ENGLAND: THE BANK RESTRICTION
Further than incidentally it is inconsistent with the design of this book to refer to the period of suspension of cash payments and the Bullion Report. These latter are banking phenomena, and will find their place in a treatise of currency in the fuller acceptance of the term, rather than in a treatise definitely restricted to the subject of the metallic currencies. The events of 1797 which led to the suspension,—the remittances to the Continent for war purposes, a failure of credit, a run on the country banks, and then upon the London banks,—had been experienced in 1793 as acutely as in 1797; and, according to the express statement of the report itself, even in the years 1796 and 1797, when the country bankers were making great demands in order to increase their deposits, the market price of gold never rose above the Mint price. These events were therefore one phase of the internal experiences of the country, and have no relation to an international outflow of gold, caused by the heightened ratio which definitely set in in 1794. On the mere ground of first principles, therefore, it is inadmissible to make argumentative use of this event, known as the Bank Restriction, for judgment and illustration in the wider question of bimetallism. Further, the argumentative use that has been made of it—viz. that if from 1773 to 1797 England had possessed a true rather than a halting bimetallic régime, she would have been supplied by its means with an amount of silver that would have increased the metallic reserve and
strength of the country, and enabled it to avoid suspension—is inadmissible: and the argument itself is untenable. Such bimetallic action supplying silver could only have begun to operate in 1794, three years before the suspension. It could only have operated by substituting one metal for the other, not by adding silver to gold, but by taking away higher valued gold, and furnishing lower valued silver, i.e. by actually decreasing the metallic strength and reserve of the kingdom. And, lastly, there is the peculiar fact still requiring explaining, that the years of the bank restriction, until, that is, the new Mint law of 1816, saw the heaviest export of silver probably that England has ever experienced. During the ten years, 1801-10, nearly 10 millions sterling of silver was exported from England (over 38,176,016 oz.), while the gold exports amounted only to £2,088,483, so that, of the total export, silver formed 82 per cent. (net amounts used in both cases). It is still well known to what straits this export of silver put the country. In almost every town where there was any employment of labour the tradesmen were obliged to issue token money of their own—shilling tokens, sixpenny tokens, half-crown and five-shilling promissory-notes. Every conceivable form of hand-to-mouth unauthorised currency was resorted to, in order to relieve the needs of the situation caused by the want of silver coins. And stories are still remembered of the straits to which the working classes were driven in order to make their purchases at the week end with one pound notes, for
which they could get no change. The explanation of such a phenomenon can only be that the one pound notes having driven gold out of circulation, by a law which is merely another form of the bimetallic law, left only silver available for remittance to the Continent for loans and war purpose. But, whatever the explanation, the fact cuts the ground from under the argument that bimetallism would have saved England from the bank restriction. If silver had not been legal tender to any amount (up to £25 by tale, and beyond that by weight), or again if it had been protected by an agio in 1808 as it was in 1816, it could not have left the country. The straits of the poorer classes in those years of hardship were due to the existing bimetallic system, and to it must, therefore, be attributed the aggravation rather than alleviation of the bank restriction.
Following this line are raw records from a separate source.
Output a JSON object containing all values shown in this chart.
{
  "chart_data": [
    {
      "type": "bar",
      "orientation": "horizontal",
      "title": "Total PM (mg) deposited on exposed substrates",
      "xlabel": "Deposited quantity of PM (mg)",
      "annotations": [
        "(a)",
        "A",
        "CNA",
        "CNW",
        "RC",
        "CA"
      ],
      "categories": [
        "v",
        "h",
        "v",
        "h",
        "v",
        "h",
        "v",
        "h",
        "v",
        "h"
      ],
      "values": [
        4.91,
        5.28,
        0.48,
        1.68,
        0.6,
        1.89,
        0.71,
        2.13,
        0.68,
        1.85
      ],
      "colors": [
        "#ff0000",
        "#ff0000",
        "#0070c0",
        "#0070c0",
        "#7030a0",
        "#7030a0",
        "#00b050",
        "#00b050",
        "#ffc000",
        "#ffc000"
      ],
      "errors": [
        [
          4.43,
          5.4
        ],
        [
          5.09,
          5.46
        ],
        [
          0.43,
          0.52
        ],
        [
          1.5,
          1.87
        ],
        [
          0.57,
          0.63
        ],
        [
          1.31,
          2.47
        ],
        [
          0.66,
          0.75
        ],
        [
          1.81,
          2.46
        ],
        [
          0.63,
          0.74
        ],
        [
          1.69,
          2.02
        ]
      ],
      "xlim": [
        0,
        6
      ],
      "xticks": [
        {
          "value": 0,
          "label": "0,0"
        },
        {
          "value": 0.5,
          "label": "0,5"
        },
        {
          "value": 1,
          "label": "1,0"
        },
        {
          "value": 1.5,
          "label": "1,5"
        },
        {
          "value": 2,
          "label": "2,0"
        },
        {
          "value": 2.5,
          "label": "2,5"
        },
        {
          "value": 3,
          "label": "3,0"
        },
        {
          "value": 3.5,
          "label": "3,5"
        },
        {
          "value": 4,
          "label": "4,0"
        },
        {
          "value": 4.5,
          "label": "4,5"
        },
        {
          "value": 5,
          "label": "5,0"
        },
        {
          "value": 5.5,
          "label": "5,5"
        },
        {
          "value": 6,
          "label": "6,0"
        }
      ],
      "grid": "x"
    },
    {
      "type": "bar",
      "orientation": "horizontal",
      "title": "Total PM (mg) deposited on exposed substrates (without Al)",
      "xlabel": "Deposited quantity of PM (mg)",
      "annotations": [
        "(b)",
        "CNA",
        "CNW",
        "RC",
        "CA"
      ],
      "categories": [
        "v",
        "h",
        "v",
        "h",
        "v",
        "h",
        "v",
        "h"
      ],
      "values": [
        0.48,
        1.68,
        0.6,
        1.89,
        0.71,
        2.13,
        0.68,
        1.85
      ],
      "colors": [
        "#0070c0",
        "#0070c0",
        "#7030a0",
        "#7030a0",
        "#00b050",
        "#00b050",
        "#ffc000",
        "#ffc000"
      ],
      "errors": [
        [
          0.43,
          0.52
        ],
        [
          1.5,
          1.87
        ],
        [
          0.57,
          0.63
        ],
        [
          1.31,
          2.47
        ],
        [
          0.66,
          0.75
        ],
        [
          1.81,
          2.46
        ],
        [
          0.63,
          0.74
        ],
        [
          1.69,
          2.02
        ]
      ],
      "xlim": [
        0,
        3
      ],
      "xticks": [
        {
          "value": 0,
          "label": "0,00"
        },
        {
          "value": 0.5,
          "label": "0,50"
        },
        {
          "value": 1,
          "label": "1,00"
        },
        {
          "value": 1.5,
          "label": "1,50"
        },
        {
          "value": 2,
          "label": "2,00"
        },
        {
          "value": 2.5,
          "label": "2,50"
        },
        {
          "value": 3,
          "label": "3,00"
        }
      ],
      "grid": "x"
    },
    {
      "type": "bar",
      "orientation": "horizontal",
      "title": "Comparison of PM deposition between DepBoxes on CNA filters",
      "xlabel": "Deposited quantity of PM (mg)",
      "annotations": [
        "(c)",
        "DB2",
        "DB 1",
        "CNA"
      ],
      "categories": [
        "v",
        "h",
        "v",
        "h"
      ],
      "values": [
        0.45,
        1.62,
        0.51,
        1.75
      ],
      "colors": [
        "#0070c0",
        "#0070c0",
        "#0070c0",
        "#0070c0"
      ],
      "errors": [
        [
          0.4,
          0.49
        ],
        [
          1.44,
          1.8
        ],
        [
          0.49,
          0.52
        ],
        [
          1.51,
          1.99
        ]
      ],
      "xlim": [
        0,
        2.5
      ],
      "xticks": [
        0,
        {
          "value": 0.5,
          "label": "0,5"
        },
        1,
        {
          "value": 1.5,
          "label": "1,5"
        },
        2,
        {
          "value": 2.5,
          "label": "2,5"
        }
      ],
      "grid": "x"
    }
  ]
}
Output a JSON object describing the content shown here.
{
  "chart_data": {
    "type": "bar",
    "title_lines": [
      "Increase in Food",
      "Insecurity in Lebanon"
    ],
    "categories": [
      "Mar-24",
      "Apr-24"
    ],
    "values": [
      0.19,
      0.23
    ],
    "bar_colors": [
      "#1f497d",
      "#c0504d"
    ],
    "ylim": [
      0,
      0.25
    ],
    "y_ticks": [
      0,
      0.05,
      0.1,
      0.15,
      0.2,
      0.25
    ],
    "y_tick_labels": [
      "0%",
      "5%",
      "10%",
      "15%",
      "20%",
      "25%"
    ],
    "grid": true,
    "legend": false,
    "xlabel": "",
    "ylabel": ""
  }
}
If anything is required to confirm such view it can be found in the very terms of that statute of 1816 (56 Geo. III. c. 68), which established the gold standard in England. They reveal the fact that the Act was not so much a philosophical or theoretical declaration of monometallism, such as might have been expected if Lord Liverpool had still lived to dictate it, but a measure for the protection of and relating almost entirely to silver.
ENGLAND: THE ACT OF 1816
"Whereas the silver coins of the realm have, by long use and other circumstances, become greatly diminished in number and deteriorated in value, so as not to be sufficient for the payments required in dealings
under the value of the current gold coins, by reason whereof a great quantity of light and counterfeit silver coin and foreign coin has been introduced into circulation within this realm, and the evils resulting therefrom can only be remedied by a new coinage of silver money...."
The Act therefore prescribes the coining of silver, 11 oz. 2 dwts. fine, at a tale after the rate of 66s. per Troy pound, whether the same be coined in crowns, half-crowns, shillings, or sixpences, or pieces of a lower denomination, but to be issued to the importer of the silver, or to the public, after a rate of 62s. per pound Troy.
"And whereas at various times heretofore the coins of this realm of gold and silver have been usually a legal tender for payments to any amount, and great inconvenience has arisen from both these precious metals being concurrently the standard measure of value and equivalent of property, it is expedient that the gold coin made according to the indentures of the Mint should henceforth be the sole standard measure of value and legal tender for payment, without any limitation of amount, and that the silver coin should be a legal tender to a limited amount only, for the facility of exchange and commerce." The Act therefore prescribes the limit of 40s. for the tender of silver.